Ну, времени, чтоб обдумать это, у меня было сколько угодно, и я держал прямо вперед и потягивал из бутылки, которую принес Эдди. В ней было немного, и когда я допил ее, я откупорил последнюю, которая еще оставалась у меня, и, честное слово, было очень приятно сидеть у штурвала, и ночь была очень хороша для переправы. В конце концов рейс все-таки вышел удачный, хоть много раз казалось, что он обернется скверно.
Когда рассвело, Эдди проснулся.
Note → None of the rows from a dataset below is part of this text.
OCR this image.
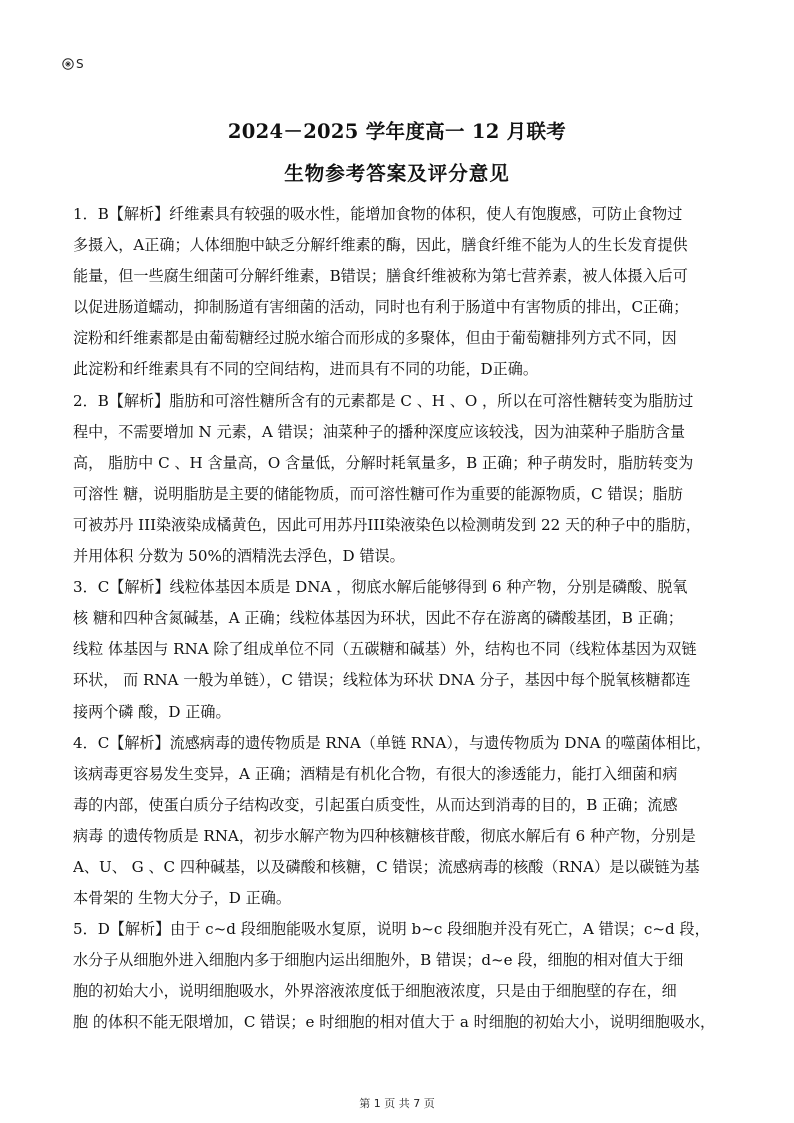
S
2024－2025 学年度高一 12 月联考
生物参考答案及评分意见
1．B【解析】纤维素具有较强的吸水性，能增加食物的体积，使人有饱腹感，可防止食物过
多摄入，A正确；人体细胞中缺乏分解纤维素的酶，因此，膳食纤维不能为人的生长发育提供
能量，但一些腐生细菌可分解纤维素，B错误；膳食纤维被称为第七营养素，被人体摄入后可
以促进肠道蠕动，抑制肠道有害细菌的活动，同时也有利于肠道中有害物质的排出，C正确；
淀粉和纤维素都是由葡萄糖经过脱水缩合而形成的多聚体，但由于葡萄糖排列方式不同，因
此淀粉和纤维素具有不同的空间结构，进而具有不同的功能，D正确。
2．B【解析】脂肪和可溶性糖所含有的元素都是 C 、H 、O ，所以在可溶性糖转变为脂肪过
程中，不需要增加 N 元素，A 错误；油菜种子的播种深度应该较浅，因为油菜种子脂肪含量
高， 脂肪中 C 、H 含量高，O 含量低，分解时耗氧量多，B 正确；种子萌发时，脂肪转变为
可溶性 糖，说明脂肪是主要的储能物质，而可溶性糖可作为重要的能源物质，C 错误；脂肪
可被苏丹 III染液染成橘黄色，因此可用苏丹III染液染色以检测萌发到 22 天的种子中的脂肪，
并用体积 分数为 50%的酒精洗去浮色，D 错误。
3．C【解析】线粒体基因本质是 DNA ，彻底水解后能够得到 6 种产物，分别是磷酸、脱氧
核 糖和四种含氮碱基，A 正确；线粒体基因为环状，因此不存在游离的磷酸基团，B 正确；
线粒 体基因与 RNA 除了组成单位不同（五碳糖和碱基）外，结构也不同（线粒体基因为双链
环状， 而 RNA 一般为单链），C 错误；线粒体为环状 DNA 分子，基因中每个脱氧核糖都连
接两个磷 酸，D 正确。
4．C【解析】流感病毒的遗传物质是 RNA（单链 RNA），与遗传物质为 DNA 的噬菌体相比，
该病毒更容易发生变异，A 正确；酒精是有机化合物，有很大的渗透能力，能打入细菌和病
毒的内部，使蛋白质分子结构改变，引起蛋白质变性，从而达到消毒的目的，B 正确；流感
病毒 的遗传物质是 RNA，初步水解产物为四种核糖核苷酸，彻底水解后有 6 种产物，分别是
A、U、 G 、C 四种碱基，以及磷酸和核糖，C 错误；流感病毒的核酸（RNA）是以碳链为基
本骨架的 生物大分子，D 正确。
5．D【解析】由于 c~d 段细胞能吸水复原，说明 b~c 段细胞并没有死亡，A 错误；c~d 段，
水分子从细胞外进入细胞内多于细胞内运出细胞外，B 错误；d~e 段，细胞的相对值大于细
胞的初始大小，说明细胞吸水，外界溶液浓度低于细胞液浓度，只是由于细胞壁的存在，细
胞 的体积不能无限增加，C 错误；e 时细胞的相对值大于 a 时细胞的初始大小，说明细胞吸水，
第 1 页 共 7 页
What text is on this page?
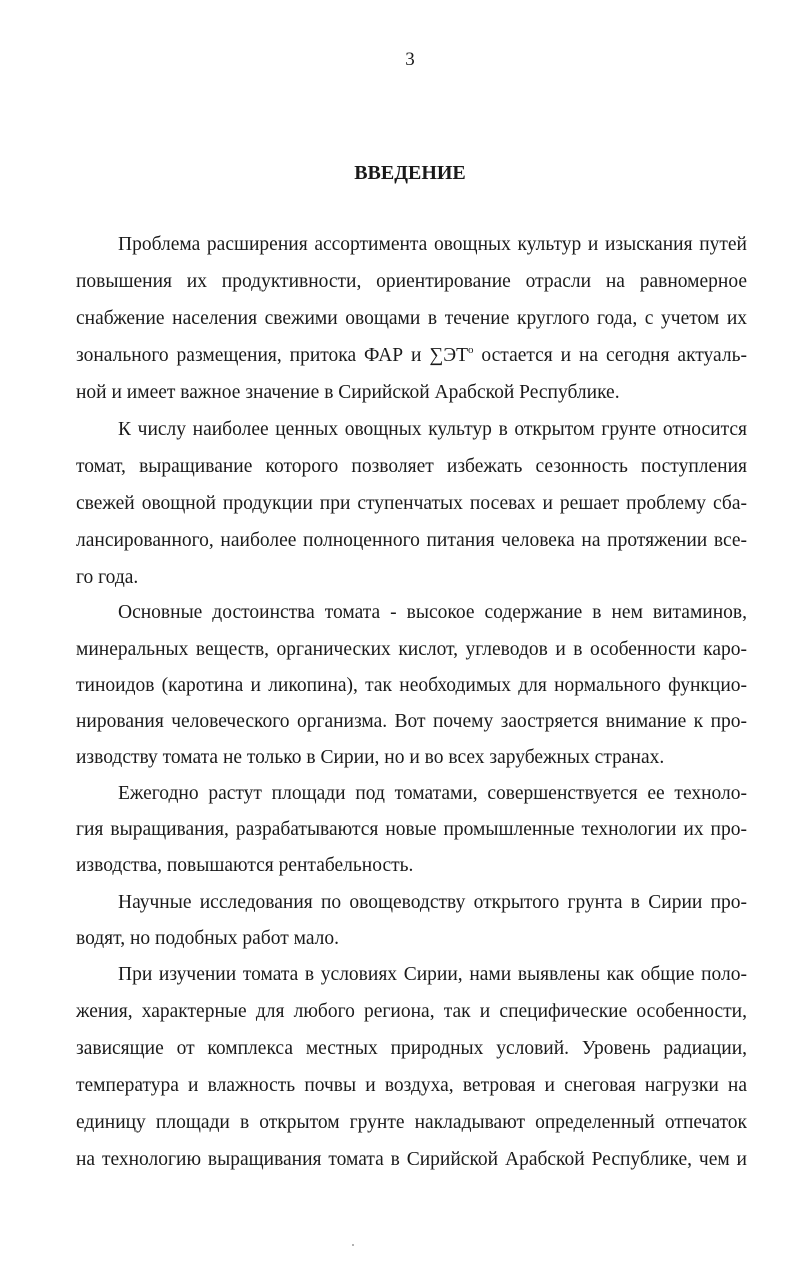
3
ВВЕДЕНИЕ
Проблема расширения ассортимента овощных культур и изыскания путей
повышения их продуктивности, ориентирование отрасли на равномерное
снабжение населения свежими овощами в течение круглого года, с учетом их
зонального размещения, притока ФАР и $\sum ЭТ^о$ остается и на сегодня актуаль-
ной и имеет важное значение в Сирийской Арабской Республике.
К числу наиболее ценных овощных культур в открытом грунте относится
томат, выращивание которого позволяет избежать сезонность поступления
свежей овощной продукции при ступенчатых посевах и решает проблему сба-
лансированного, наиболее полноценного питания человека на протяжении все-
го года.
Основные достоинства томата - высокое содержание в нем витаминов,
минеральных веществ, органических кислот, углеводов и в особенности каро-
тиноидов (каротина и ликопина), так необходимых для нормального функцио-
нирования человеческого организма. Вот почему заостряется внимание к про-
изводству томата не только в Сирии, но и во всех зарубежных странах.
Ежегодно растут площади под томатами, совершенствуется ее техноло-
гия выращивания, разрабатываются новые промышленные технологии их про-
изводства, повышаются рентабельность.
Научные исследования по овощеводству открытого грунта в Сирии про-
водят, но подобных работ мало.
При изучении томата в условиях Сирии, нами выявлены как общие поло-
жения, характерные для любого региона, так и специфические особенности,
зависящие от комплекса местных природных условий. Уровень радиации,
температура и влажность почвы и воздуха, ветровая и снеговая нагрузки на
единицу площади в открытом грунте накладывают определенный отпечаток
на технологию выращивания томата в Сирийской Арабской Республике, чем и
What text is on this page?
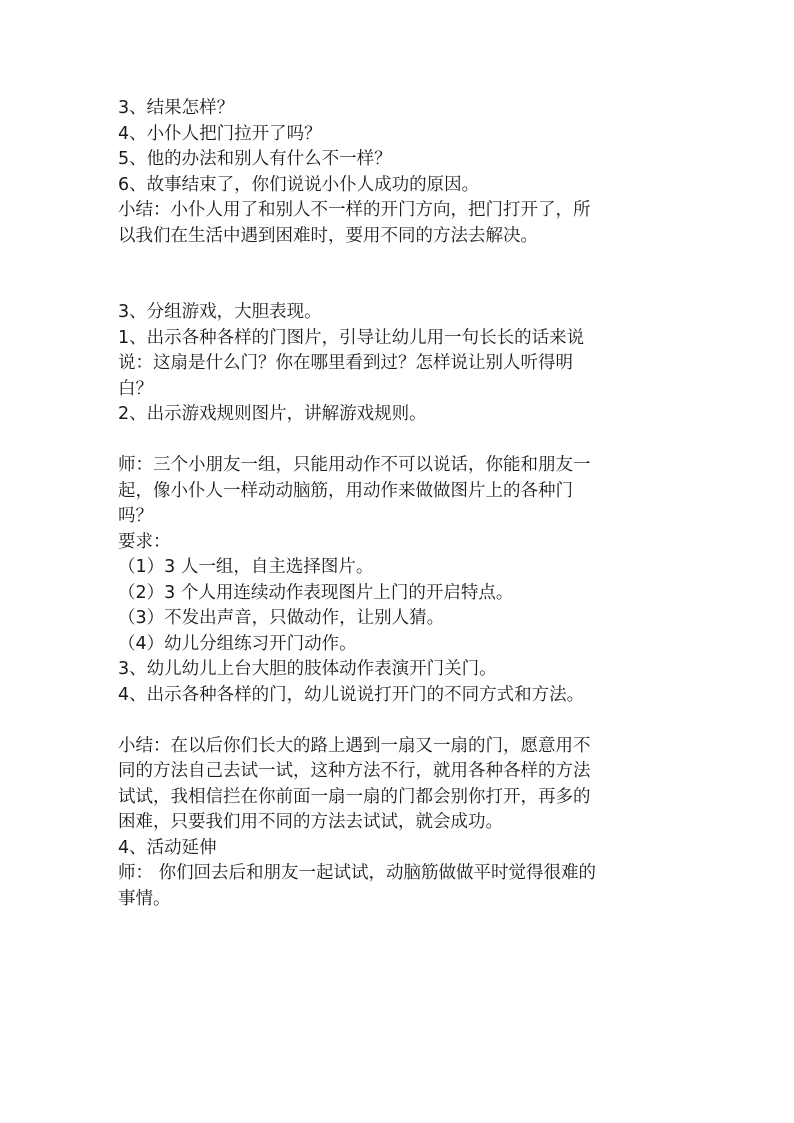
3、结果怎样？
4、小仆人把门拉开了吗？
5、他的办法和别人有什么不一样？
6、故事结束了，你们说说小仆人成功的原因。
小结：小仆人用了和别人不一样的开门方向，把门打开了，所
以我们在生活中遇到困难时，要用不同的方法去解决。
3、分组游戏，大胆表现。
1、出示各种各样的门图片，引导让幼儿用一句长长的话来说
说：这扇是什么门？你在哪里看到过？怎样说让别人听得明
白？
2、出示游戏规则图片，讲解游戏规则。
师：三个小朋友一组，只能用动作不可以说话，你能和朋友一
起，像小仆人一样动动脑筋，用动作来做做图片上的各种门
吗？
要求：
（1）3 人一组，自主选择图片。
（2）3 个人用连续动作表现图片上门的开启特点。
（3）不发出声音，只做动作，让别人猜。
（4）幼儿分组练习开门动作。
3、幼儿幼儿上台大胆的肢体动作表演开门关门。
4、出示各种各样的门，幼儿说说打开门的不同方式和方法。
小结：在以后你们长大的路上遇到一扇又一扇的门，愿意用不
同的方法自己去试一试，这种方法不行，就用各种各样的方法
试试，我相信拦在你前面一扇一扇的门都会别你打开，再多的
困难，只要我们用不同的方法去试试，就会成功。
4、活动延伸
师： 你们回去后和朋友一起试试，动脑筋做做平时觉得很难的
事情。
Он сказал, что чувствует себя отвратительно.
– Стань на минутку к штурвалу, – сказал я ему. – Я хочу посмотреть, что делается кругом.
Я пошел на корму и плеснул на нее водой. Но она была совершенно чистая. Я поскреб шваброй за бортом. Я разрядил ружья и спрятал их внизу. Но револьвер я оставил на поясе. Внизу все было в порядке, чисто, свежо и никакого запаха. Только на одну койку попало из правого иллюминатора немного воды; так что я закрыл иллюминаторы. Ни один пограничник на свете не учуял бы теперь, что здесь были китайцы.
Я увидел полученные от агента бумаги в сетке, висевшей под вставленным в рамку портовым свидетельством, куда я их сунул, когда вернулся на лодку, и я вынул их, чтобы просмотреть. Просмотрев бумаги, я пошел на палубу.
– Слушай, – сказал я. – Каким образом ты попал в судовой журнал?
– Я встретил агента, когда он шел в консульство, и сказал ему, что я тоже еду.
– Пьяниц бог бережет, – сказал я ему, и я снял смит-и-вессон с пояса и спрятал его внизу.